How long till we can generate random games completely?
adjust the game with voice commands and regenerate?
I like this game Idea but the level needs to be more vertical with more bridges etc.
i think this is really cool.
Not long, like a year or two. GANs are so insanely awesome.
Daggerfall had randomly generated dungeons. Had to , since there were probably millions of them. Not very good ones though I have to admit.
The hype on game design last years has been the procedural aproach for generatin the huge natural and urban enviroments. this idea could be useful for that.
The machine used 1088 level maps to learn this. It is a great accomplishment, but it is nowhere near randomly generated games. It is not even close to learning level map generation on its own without heavily engineered inputs. Sorry, but what you are writing is very misleading!
I didn’t actually read any of the papers here, but lstms have been creating side scroller levels for years, turning it into a gan seems pretty trivial. Keep in mind they are generating a coded representation of the scene elements, not pixels.
Let’s just be very clear for everyone first of all: This is far away from the suggested claims made in the original post or the clickbait title.
I agree that turning it into a generative adversarial network is a trivial idea. It has the advantage that you can play with the random input, so there is quite some value in this approach.
There is still no guarantee that the generated levels even make sense for the game. You don’t know whether the data was sufficient to teach the neural network that levels need to be balanced and all the other central topics that matter in level design. In my opinion, it is highly likely that this sort of solutions turn into tools for level designers within a few years. But we are still far away even from that!
Ok, I had read that paper awhile ago. Your argument against it being that the levels may not be balanced or make sense is kind of thin. The generated levels will tend to be as balanced or sensical as the input data levels. Because of back propogation on the generator in the stacked, but frozen discriminator, bizarre combinations in the z vector will be penalized such that generated, non sensical levels will have higher gradients. I just don’t see how video game are any different from images or audio, GANs make short work of them all.
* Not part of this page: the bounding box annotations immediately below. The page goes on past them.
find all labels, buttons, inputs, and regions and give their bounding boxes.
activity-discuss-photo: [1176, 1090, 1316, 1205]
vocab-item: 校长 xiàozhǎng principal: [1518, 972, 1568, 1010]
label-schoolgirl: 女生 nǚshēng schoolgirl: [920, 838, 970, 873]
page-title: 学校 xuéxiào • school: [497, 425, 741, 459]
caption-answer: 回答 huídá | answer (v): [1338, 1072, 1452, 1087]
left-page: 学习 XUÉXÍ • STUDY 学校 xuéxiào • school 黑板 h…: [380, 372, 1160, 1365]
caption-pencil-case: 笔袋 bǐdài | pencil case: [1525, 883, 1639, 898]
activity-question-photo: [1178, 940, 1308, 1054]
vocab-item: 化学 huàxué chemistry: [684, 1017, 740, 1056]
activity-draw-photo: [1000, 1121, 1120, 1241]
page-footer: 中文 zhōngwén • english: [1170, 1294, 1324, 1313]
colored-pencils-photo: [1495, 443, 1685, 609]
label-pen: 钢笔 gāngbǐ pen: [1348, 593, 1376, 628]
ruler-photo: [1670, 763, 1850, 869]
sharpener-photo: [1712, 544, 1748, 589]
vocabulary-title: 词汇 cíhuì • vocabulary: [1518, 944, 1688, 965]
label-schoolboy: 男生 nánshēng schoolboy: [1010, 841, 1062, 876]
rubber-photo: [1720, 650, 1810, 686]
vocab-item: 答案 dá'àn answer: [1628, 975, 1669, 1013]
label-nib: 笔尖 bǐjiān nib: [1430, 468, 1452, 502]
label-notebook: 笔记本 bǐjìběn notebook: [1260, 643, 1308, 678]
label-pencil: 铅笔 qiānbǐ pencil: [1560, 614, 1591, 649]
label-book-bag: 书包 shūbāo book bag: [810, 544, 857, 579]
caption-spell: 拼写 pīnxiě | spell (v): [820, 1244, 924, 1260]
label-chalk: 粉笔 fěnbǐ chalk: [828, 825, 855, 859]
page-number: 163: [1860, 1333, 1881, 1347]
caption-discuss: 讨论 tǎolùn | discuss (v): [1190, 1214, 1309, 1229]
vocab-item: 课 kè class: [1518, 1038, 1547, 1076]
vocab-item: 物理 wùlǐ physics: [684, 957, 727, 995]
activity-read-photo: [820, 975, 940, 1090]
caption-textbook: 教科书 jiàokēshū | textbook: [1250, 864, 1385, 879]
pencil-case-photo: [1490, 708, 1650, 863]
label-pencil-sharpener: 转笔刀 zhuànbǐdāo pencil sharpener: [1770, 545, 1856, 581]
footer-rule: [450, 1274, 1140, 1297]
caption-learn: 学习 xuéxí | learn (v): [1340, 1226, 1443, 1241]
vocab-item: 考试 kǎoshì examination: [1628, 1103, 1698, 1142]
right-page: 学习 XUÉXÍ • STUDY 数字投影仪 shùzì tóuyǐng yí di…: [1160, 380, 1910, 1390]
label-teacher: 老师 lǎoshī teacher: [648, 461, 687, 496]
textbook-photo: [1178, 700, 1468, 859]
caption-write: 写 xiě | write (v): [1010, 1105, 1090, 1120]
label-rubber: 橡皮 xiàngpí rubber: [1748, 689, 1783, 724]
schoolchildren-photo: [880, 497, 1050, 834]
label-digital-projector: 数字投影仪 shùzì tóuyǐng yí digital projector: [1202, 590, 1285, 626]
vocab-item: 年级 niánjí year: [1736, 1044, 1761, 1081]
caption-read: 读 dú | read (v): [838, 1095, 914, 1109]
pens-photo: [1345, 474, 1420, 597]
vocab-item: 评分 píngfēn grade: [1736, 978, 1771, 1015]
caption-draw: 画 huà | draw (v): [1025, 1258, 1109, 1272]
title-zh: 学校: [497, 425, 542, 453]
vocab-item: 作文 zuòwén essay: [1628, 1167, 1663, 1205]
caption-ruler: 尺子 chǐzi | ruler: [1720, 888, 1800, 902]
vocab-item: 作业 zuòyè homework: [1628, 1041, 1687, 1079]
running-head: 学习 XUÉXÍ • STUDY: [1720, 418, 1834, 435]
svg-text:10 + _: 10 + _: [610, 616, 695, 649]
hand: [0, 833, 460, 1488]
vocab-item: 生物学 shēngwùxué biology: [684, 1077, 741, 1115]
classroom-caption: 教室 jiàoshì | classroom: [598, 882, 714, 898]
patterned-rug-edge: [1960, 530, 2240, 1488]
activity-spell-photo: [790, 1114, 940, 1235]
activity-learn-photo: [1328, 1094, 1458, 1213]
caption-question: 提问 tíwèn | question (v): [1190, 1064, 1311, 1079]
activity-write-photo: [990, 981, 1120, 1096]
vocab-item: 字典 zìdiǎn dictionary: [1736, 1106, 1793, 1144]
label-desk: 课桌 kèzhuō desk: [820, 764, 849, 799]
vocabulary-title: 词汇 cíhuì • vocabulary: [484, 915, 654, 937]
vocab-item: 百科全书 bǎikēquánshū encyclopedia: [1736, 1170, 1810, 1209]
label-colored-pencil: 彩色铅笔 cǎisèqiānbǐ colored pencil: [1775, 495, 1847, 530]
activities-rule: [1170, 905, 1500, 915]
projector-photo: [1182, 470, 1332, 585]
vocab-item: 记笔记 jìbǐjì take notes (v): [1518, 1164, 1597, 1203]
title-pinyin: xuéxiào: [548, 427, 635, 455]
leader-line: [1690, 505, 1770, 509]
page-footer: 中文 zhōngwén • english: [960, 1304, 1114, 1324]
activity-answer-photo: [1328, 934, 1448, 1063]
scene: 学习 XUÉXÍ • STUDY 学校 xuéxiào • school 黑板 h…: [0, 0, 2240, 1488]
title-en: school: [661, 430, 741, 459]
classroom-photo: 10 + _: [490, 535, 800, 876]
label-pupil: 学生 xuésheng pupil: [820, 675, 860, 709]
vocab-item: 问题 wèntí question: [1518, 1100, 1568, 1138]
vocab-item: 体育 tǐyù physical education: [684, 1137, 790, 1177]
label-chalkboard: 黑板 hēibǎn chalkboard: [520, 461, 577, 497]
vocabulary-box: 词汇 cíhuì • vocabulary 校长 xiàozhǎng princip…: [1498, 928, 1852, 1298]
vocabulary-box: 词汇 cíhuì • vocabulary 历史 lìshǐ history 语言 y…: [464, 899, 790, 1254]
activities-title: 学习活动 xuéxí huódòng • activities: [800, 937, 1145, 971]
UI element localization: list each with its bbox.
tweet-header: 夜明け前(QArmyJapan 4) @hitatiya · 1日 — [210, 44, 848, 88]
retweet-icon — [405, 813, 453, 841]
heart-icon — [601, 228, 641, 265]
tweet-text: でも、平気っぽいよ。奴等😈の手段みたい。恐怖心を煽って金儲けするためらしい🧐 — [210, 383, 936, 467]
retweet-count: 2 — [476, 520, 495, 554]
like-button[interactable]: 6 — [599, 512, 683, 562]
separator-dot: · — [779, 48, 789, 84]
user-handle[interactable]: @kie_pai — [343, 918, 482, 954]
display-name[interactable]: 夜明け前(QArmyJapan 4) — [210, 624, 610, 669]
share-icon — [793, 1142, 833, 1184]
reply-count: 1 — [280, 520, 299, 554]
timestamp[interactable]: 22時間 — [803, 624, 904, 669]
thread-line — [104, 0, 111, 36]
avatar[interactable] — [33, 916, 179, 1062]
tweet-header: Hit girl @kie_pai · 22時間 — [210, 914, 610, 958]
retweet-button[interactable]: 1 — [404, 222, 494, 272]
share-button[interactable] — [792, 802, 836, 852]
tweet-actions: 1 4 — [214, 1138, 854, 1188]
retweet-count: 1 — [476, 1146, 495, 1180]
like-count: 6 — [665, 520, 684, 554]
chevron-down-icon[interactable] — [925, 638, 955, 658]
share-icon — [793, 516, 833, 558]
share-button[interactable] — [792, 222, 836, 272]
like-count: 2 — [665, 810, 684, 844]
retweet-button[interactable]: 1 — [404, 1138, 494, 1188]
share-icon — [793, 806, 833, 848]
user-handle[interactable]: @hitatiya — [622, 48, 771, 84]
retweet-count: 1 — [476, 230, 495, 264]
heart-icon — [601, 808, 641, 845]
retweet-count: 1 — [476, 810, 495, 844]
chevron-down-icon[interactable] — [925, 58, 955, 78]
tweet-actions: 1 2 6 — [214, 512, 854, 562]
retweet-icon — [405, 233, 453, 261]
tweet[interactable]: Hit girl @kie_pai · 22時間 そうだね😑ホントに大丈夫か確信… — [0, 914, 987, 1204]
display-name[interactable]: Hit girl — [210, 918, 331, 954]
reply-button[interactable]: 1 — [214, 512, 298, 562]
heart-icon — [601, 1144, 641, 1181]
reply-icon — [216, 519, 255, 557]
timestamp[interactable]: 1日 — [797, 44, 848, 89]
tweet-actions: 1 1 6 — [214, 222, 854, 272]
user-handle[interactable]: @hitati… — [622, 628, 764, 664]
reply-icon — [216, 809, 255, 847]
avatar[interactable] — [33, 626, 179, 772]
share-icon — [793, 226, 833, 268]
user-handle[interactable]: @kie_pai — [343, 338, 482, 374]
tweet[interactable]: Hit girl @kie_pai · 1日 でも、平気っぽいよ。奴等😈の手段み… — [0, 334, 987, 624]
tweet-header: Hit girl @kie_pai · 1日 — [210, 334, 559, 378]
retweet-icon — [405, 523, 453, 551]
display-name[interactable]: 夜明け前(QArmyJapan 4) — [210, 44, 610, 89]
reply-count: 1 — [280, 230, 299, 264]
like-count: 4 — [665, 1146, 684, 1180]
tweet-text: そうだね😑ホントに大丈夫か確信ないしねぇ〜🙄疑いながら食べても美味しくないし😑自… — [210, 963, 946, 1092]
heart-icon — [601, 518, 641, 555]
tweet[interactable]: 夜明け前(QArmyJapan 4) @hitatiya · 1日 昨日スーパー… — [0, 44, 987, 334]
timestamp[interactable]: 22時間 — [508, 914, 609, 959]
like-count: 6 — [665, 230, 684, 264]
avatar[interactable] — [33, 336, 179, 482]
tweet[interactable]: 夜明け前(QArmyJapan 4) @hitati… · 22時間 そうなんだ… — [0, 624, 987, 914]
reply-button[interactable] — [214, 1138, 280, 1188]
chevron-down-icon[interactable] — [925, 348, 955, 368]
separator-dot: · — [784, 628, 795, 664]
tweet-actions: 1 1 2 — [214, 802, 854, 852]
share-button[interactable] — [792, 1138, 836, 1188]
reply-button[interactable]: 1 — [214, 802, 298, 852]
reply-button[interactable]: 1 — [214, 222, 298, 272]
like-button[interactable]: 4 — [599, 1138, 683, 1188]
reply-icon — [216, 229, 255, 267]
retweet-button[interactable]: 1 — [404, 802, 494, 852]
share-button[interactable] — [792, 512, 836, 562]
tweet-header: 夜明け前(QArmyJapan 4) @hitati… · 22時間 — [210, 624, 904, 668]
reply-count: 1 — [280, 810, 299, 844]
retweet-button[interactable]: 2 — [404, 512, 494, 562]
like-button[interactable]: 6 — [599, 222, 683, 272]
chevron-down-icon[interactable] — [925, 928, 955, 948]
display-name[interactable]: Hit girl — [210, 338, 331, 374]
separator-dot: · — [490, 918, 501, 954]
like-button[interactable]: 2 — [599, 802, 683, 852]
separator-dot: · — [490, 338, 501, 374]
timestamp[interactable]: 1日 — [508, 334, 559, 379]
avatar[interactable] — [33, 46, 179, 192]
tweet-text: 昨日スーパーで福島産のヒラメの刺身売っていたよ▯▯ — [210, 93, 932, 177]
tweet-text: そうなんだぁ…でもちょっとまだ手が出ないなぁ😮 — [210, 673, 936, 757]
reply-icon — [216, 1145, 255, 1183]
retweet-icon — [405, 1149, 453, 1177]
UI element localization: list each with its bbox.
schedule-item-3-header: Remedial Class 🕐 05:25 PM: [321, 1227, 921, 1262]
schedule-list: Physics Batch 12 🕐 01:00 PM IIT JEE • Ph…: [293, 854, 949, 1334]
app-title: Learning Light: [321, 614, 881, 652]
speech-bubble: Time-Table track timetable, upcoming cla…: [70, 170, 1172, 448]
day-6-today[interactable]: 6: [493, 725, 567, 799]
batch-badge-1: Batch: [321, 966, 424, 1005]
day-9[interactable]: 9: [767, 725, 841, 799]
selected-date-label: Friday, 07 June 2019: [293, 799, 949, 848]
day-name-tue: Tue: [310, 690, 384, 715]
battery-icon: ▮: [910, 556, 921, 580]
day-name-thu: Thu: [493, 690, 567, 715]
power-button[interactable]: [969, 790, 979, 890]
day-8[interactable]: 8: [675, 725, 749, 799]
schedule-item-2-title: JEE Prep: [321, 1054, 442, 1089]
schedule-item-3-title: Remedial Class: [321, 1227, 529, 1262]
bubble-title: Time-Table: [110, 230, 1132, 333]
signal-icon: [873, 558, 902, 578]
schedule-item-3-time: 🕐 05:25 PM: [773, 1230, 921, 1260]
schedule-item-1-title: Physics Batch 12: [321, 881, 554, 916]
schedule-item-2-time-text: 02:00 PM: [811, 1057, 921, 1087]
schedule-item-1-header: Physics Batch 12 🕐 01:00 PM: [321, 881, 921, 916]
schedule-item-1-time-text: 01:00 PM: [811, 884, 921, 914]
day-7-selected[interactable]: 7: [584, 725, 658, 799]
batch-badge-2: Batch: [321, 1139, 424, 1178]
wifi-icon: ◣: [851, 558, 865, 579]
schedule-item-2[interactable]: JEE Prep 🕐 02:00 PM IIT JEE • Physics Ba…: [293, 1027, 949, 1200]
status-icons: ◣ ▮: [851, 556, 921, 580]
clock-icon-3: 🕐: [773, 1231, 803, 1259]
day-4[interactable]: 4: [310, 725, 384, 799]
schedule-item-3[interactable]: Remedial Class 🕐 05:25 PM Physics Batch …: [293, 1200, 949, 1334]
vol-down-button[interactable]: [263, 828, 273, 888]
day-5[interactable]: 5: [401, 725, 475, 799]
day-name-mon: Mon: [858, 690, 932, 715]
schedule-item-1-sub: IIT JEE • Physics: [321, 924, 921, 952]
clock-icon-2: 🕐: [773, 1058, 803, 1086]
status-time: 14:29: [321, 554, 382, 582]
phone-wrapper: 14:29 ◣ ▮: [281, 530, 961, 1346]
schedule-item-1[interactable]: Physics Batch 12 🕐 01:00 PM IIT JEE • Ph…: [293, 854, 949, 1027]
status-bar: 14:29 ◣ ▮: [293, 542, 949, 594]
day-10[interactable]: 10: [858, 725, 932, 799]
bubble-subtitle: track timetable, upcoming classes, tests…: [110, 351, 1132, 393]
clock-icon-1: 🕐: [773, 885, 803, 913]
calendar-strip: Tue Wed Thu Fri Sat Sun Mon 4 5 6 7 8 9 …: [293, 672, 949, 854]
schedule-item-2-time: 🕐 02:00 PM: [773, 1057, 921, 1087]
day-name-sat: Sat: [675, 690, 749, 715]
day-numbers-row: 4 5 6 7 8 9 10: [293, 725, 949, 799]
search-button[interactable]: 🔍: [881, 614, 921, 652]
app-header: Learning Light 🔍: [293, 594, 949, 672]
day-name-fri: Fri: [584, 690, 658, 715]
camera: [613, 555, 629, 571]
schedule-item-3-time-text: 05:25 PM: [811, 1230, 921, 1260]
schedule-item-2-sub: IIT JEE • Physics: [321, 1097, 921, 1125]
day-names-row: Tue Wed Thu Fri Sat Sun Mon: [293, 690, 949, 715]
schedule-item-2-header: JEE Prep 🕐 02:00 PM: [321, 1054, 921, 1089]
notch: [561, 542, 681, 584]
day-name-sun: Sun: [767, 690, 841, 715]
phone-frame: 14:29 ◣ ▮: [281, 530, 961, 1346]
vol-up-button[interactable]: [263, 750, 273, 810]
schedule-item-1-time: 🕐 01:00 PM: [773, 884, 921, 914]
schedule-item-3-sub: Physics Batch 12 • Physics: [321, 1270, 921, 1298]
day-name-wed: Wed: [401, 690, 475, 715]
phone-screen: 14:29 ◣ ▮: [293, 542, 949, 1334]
The results from GANs are still not indistinguishable from the training data. They are in many cases very close, but they are not yet there. This small gap makes a huge difference. Because of this, there is no guarantee that as mentioned, the levels are going to balanced and so on. Of course as you mentioned, they tend to be, but this sort of details can make or break the levels.
On the practical side, this kind of solution has pretty much no value at the moment. There are basically no games which have this amount of levels, such that new ones could be generated by neural networks. For game designers, this would be useful when the game is being developed. But at this point, there aren’t going to be enough levels as training data. Even most released games don’t have enough levels for tasks like this one.
There is a significant amount of work that needs to be done to make this sort of solution viable for practical purposes. It is one of many steps that has to be done to get this kind of tools. But it is miles away from being usable.
You’re thinking about the design workflow much differently than I am. You’re seeing it as a tool for game devs to produce a static game. I see it as a parameter for the user. As in the user says (with voice) , “make me a level with a bunch of waterfalls and rainbows, and play some cheerful music.” It’s custom on demand entertainment. Further down the line, it’s "show me a movie kind of like Goodfellas but with marilynn monroe as karen, score by mozart "
As for the having no value at the moment, this stuff is improving quickly. a couple years ago it was classifying cats and dogs, today it’s driving 18 wheelers.
I am mentioning the game development aspect because this is the simpler use case and as such it is the one that is more likely to be used at first.
To make it clear again, my comments are especially meant to put the initial question into perspective. Asking how long until we get randomly generated games based on the results of this paper is way out of proportion. The problem of generating levels in practice has not even closely been solved.